IIn August of 1834, Baroness Micaela Pontalba was living in France and wrote to a New Orleans relative, mostly discussing her legal problems. In the letter, she wished she could come home to Louisiana in a balloon. Recently, there had been a planned Paris to London balloon flight, cancelled due to contrary winds. Since in two months’ time her father-in-law would shoot and badly injure her (and fatally wound himself), her instincts for a speedy departure were sound.
Ballooning began in France with the Montgolfier brothers in the 1780s. It soon spread to America.
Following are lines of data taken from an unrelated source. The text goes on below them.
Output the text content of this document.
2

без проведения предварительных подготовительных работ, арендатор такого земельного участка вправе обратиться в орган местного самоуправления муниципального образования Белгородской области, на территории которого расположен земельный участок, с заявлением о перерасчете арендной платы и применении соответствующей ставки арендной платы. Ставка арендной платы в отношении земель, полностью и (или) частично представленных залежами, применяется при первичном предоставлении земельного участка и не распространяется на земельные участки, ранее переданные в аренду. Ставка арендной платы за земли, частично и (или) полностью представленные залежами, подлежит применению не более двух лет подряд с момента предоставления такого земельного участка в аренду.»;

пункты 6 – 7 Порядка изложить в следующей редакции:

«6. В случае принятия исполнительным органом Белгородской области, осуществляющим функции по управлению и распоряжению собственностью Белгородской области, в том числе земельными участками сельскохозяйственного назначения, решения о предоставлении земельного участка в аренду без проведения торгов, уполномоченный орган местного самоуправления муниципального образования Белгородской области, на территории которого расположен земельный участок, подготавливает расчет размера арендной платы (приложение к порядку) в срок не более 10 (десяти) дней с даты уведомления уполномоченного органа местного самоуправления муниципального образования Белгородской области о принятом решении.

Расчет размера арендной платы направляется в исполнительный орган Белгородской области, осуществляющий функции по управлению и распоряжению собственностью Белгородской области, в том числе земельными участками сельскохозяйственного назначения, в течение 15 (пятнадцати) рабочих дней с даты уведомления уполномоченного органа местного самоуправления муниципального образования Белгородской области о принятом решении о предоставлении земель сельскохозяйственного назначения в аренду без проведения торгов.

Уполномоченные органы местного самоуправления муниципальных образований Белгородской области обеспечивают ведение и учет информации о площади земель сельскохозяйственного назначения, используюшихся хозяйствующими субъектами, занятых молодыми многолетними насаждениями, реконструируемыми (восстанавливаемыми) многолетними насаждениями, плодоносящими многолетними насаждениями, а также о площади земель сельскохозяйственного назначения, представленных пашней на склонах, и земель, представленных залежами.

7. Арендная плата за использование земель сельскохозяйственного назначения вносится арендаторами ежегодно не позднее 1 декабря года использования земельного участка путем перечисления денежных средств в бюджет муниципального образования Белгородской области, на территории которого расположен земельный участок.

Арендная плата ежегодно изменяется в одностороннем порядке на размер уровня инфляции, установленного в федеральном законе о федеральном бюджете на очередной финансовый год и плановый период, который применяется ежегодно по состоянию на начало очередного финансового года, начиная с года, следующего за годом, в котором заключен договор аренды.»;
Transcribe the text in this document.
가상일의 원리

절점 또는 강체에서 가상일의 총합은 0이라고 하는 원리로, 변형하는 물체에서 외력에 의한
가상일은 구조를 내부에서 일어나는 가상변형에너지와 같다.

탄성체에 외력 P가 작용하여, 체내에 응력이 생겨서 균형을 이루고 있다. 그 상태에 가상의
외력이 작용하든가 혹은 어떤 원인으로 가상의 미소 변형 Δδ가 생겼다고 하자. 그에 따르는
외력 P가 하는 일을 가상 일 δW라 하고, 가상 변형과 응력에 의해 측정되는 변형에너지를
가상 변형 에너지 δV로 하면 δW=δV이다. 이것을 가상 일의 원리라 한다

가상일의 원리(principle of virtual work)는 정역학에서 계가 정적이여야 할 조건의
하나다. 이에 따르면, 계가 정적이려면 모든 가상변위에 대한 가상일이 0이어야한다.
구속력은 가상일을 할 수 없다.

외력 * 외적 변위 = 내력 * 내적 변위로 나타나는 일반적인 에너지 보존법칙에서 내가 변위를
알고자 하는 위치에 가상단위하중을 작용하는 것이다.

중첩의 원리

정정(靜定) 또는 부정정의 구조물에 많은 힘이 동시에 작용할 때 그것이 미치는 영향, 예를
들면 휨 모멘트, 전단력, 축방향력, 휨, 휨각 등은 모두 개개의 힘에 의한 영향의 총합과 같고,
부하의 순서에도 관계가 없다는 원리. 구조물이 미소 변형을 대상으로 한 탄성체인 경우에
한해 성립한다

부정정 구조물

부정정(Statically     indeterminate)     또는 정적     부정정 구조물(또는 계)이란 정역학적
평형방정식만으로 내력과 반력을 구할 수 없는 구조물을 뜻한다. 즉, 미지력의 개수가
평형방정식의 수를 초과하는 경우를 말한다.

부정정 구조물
The first possible balloon ride on record in New Orleans might have come in the 1820s. The New London Gazette in Connecticut published a report May 16, 1827 that “Eugene Robertson, accompanied by a young lady, was to make an ascension in a balloon in New Orleans on the 22d of April.”
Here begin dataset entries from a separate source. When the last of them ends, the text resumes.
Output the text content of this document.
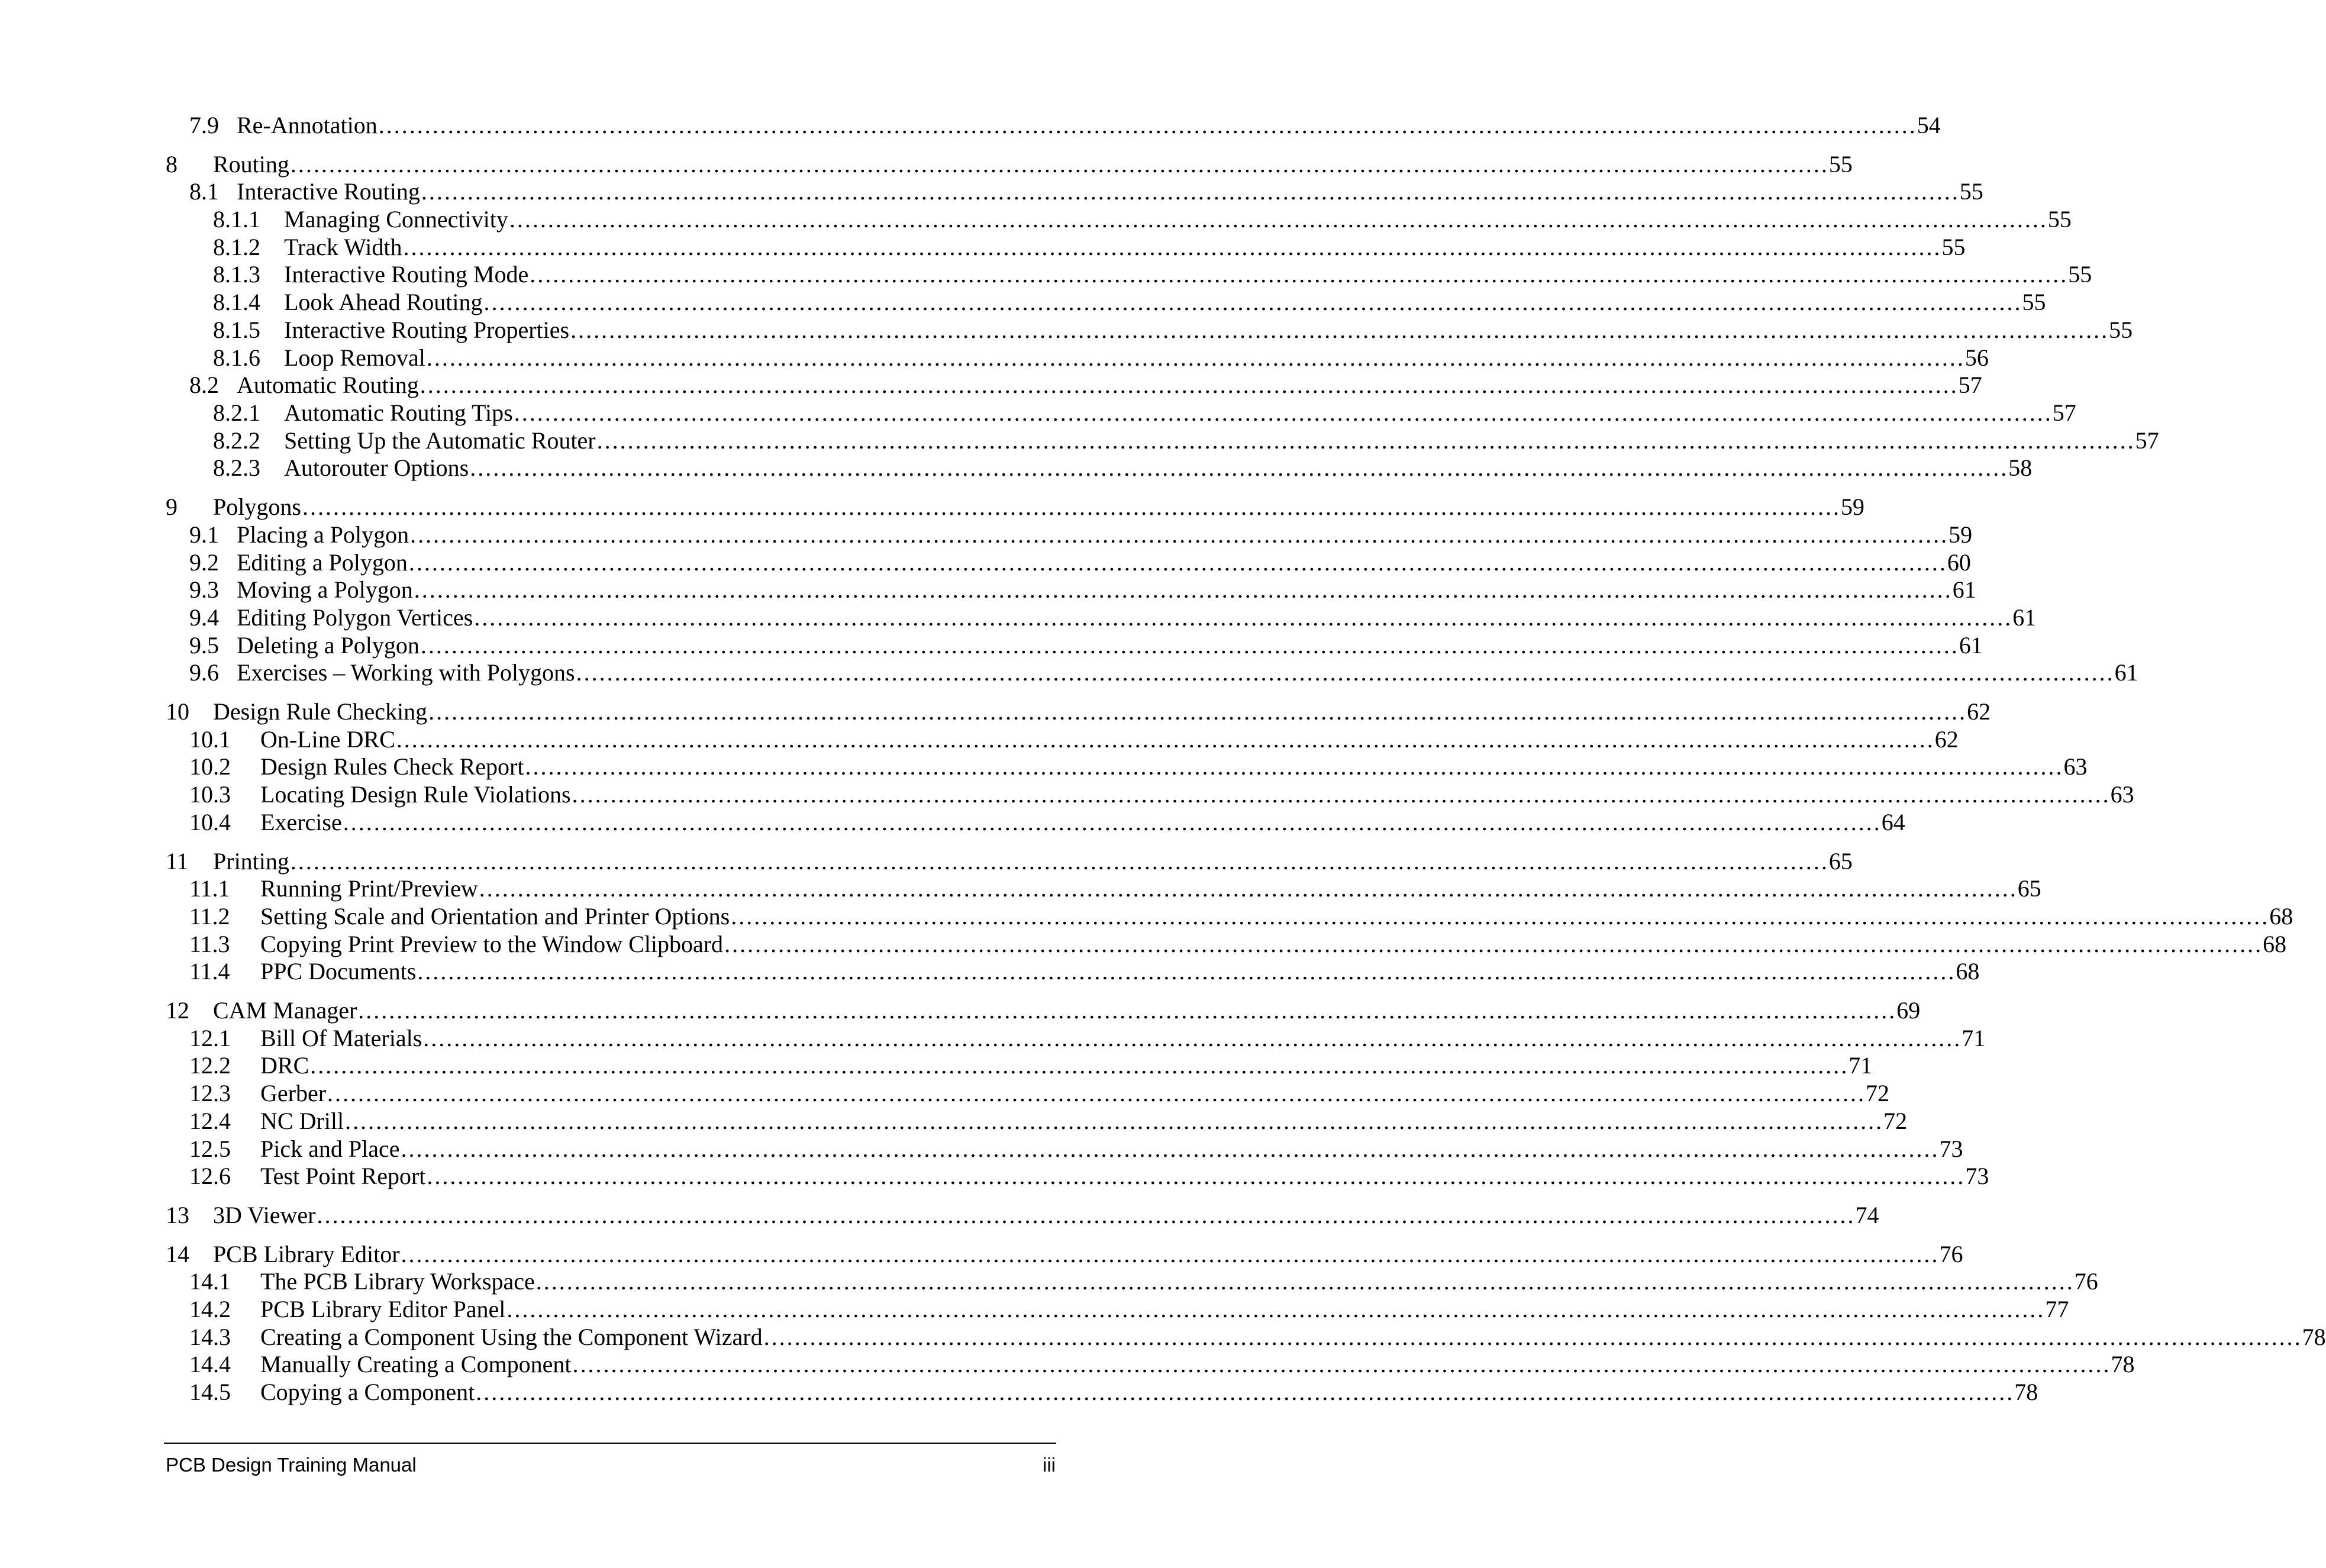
7.9 Re-Annotation ........................................................................................................................................................................................................ 54
8	Routing ........................................................................................................................................................................................................ 55
8.1 Interactive Routing ........................................................................................................................................................................................................ 55
8.1.1	Managing Connectivity ........................................................................................................................................................................................................ 55
8.1.2	Track Width ........................................................................................................................................................................................................ 55
8.1.3	Interactive Routing Mode ........................................................................................................................................................................................................ 55
8.1.4	Look Ahead Routing ........................................................................................................................................................................................................ 55
8.1.5	Interactive Routing Properties ........................................................................................................................................................................................................ 55
8.1.6	Loop Removal ........................................................................................................................................................................................................ 56
8.2 Automatic Routing ........................................................................................................................................................................................................ 57
8.2.1	Automatic Routing Tips ........................................................................................................................................................................................................ 57
8.2.2	Setting Up the Automatic Router ........................................................................................................................................................................................................ 57
8.2.3	Autorouter Options ........................................................................................................................................................................................................ 58
9	Polygons ........................................................................................................................................................................................................ 59
9.1 Placing a Polygon ........................................................................................................................................................................................................ 59
9.2 Editing a Polygon ........................................................................................................................................................................................................ 60
9.3 Moving a Polygon ........................................................................................................................................................................................................ 61
9.4 Editing Polygon Vertices ........................................................................................................................................................................................................ 61
9.5 Deleting a Polygon ........................................................................................................................................................................................................ 61
9.6 Exercises – Working with Polygons ........................................................................................................................................................................................................ 61
10	Design Rule Checking ........................................................................................................................................................................................................ 62
10.1	On-Line DRC ........................................................................................................................................................................................................ 62
10.2	Design Rules Check Report ........................................................................................................................................................................................................ 63
10.3	Locating Design Rule Violations ........................................................................................................................................................................................................ 63
10.4	Exercise ........................................................................................................................................................................................................ 64
11	Printing ........................................................................................................................................................................................................ 65
11.1	Running Print/Preview ........................................................................................................................................................................................................ 65
11.2	Setting Scale and Orientation and Printer Options ........................................................................................................................................................................................................ 68
11.3	Copying Print Preview to the Window Clipboard ........................................................................................................................................................................................................ 68
11.4	PPC Documents ........................................................................................................................................................................................................ 68
12	CAM Manager ........................................................................................................................................................................................................ 69
12.1	Bill Of Materials ........................................................................................................................................................................................................ 71
12.2	DRC ........................................................................................................................................................................................................ 71
12.3	Gerber ........................................................................................................................................................................................................ 72
12.4	NC Drill ........................................................................................................................................................................................................ 72
12.5	Pick and Place ........................................................................................................................................................................................................ 73
12.6	Test Point Report ........................................................................................................................................................................................................ 73
13	3D Viewer ........................................................................................................................................................................................................ 74
14	PCB Library Editor ........................................................................................................................................................................................................ 76
14.1	The PCB Library Workspace ........................................................................................................................................................................................................ 76
14.2	PCB Library Editor Panel ........................................................................................................................................................................................................ 77
14.3	Creating a Component Using the Component Wizard ........................................................................................................................................................................................................ 78
14.4	Manually Creating a Component ........................................................................................................................................................................................................ 78
14.5	Copying a Component ........................................................................................................................................................................................................ 78
PCB Design Training Manual	iii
Balloons were usually made of silk, and were attached to a basket to hold passengers. Long cords, or tethers, dangled from the basket aloft. And, there were bags of ballast on board. As true today, there were two types of fuel: either hot air, then produced by a fire below the balloon, or gas, with which the balloon was inflated.
Cincinnati silversmith and acclaimed balloonist Richard Clayton would ascend above New Orleans in 1839. Gas was Clayton’s fuel of choice. Beginning at the Gas Works (burning coal to create gas for street lighting and located on Gravier Street at the river), Clayton ascended. On March 8, 1839 in The Picayune, he described his flight.
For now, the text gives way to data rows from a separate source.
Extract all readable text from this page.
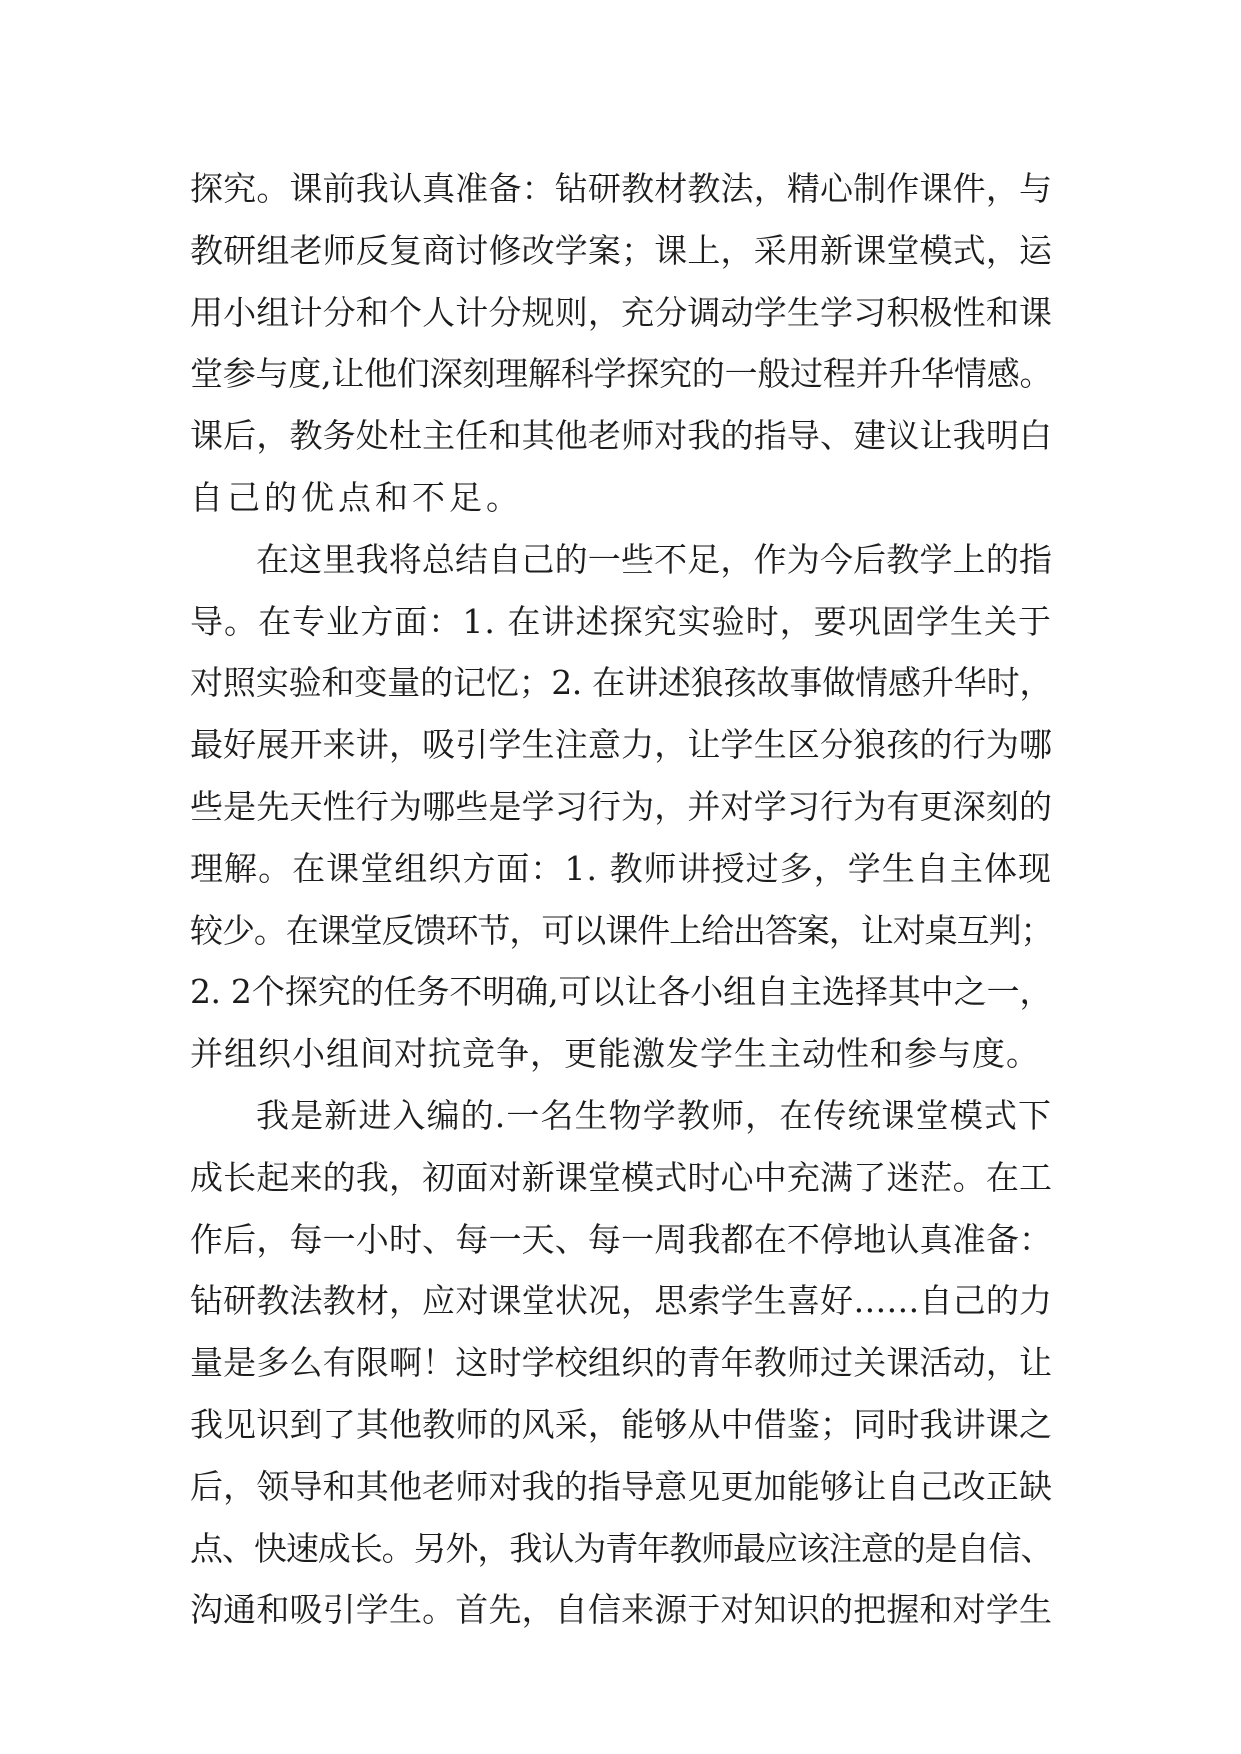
探究。课前我认真准备：钻研教材教法，精心制作课件，与
教研组老师反复商讨修改学案；课上，采用新课堂模式，运
用小组计分和个人计分规则，充分调动学生学习积极性和课
堂参与度,让他们深刻理解科学探究的一般过程并升华情感。
课后，教务处杜主任和其他老师对我的指导、建议让我明白
自己的优点和不足。
在这里我将总结自己的一些不足，作为今后教学上的指
导。在专业方面：1. 在讲述探究实验时，要巩固学生关于
对照实验和变量的记忆；2. 在讲述狼孩故事做情感升华时，
最好展开来讲，吸引学生注意力，让学生区分狼孩的行为哪
些是先天性行为哪些是学习行为，并对学习行为有更深刻的
理解。在课堂组织方面：1. 教师讲授过多，学生自主体现
较少。在课堂反馈环节，可以课件上给出答案，让对桌互判；
2. 2个探究的任务不明确,可以让各小组自主选择其中之一，
并组织小组间对抗竞争，更能激发学生主动性和参与度。
我是新进入编的.一名生物学教师，在传统课堂模式下
成长起来的我，初面对新课堂模式时心中充满了迷茫。在工
作后，每一小时、每一天、每一周我都在不停地认真准备：
钻研教法教材，应对课堂状况，思索学生喜好……自己的力
量是多么有限啊！这时学校组织的青年教师过关课活动，让
我见识到了其他教师的风采，能够从中借鉴；同时我讲课之
后，领导和其他老师对我的指导意见更加能够让自己改正缺
点、快速成长。另外，我认为青年教师最应该注意的是自信、
沟通和吸引学生。首先，自信来源于对知识的把握和对学生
“The populous city of New Orleans was now wholly exposed to my view, with its magnificent buildings, its long line of ships, steamboats and other water craft. Then my attention was drawn to the surrounding woods, the lakes, the Mississippi which I could trace a number of miles in each direction… Fifteen minutes after starting I gained my greatest altitude, which was about a mile.”
Clayton began to descend before he reached Lake Pontchartrain and safely landed on the plantation of Louis Allard, near Bayou St. John, today’s City Park.
Besides providing props for photo booths, balloons in New Orleans have given culinary inspiration. Jules Alciatore at Antoine’s Restaurant was anxious to create a dish to honor Brazilian balloonist Alberto Santos-Dumont in the early 1900s. His mother recalled her late husband’s recipe from France honoring pioneer balloonist Montgolfier. So, Jules cut a heart shape out of parchment paper, wrapped a fillet of pompano and sauce, and voila! Pompano en Papillote ballooned up.
As in Pontalba’s day, not all balloon flights go as planned. Orleanians Cyril Laan and Tommy Coleman, balloon hobbyists, launched a gas balloon from City Park on May 30, 1986. The balloon ride aimed for the Atlantic Coast, and was a fundraiser for Storyland in the park. Sponsors would pledge per mile of the completed voyage. All did not go well. As reported by columnist Betty Guillaud in The Times Picayune June 13, when “the air currents had them on a course for Cuba, they decided to deflate and landed in a nearby swamp.”
“Not to worry,” Guillaud noted, “all the sponsors who had pledged big bucks paid off.”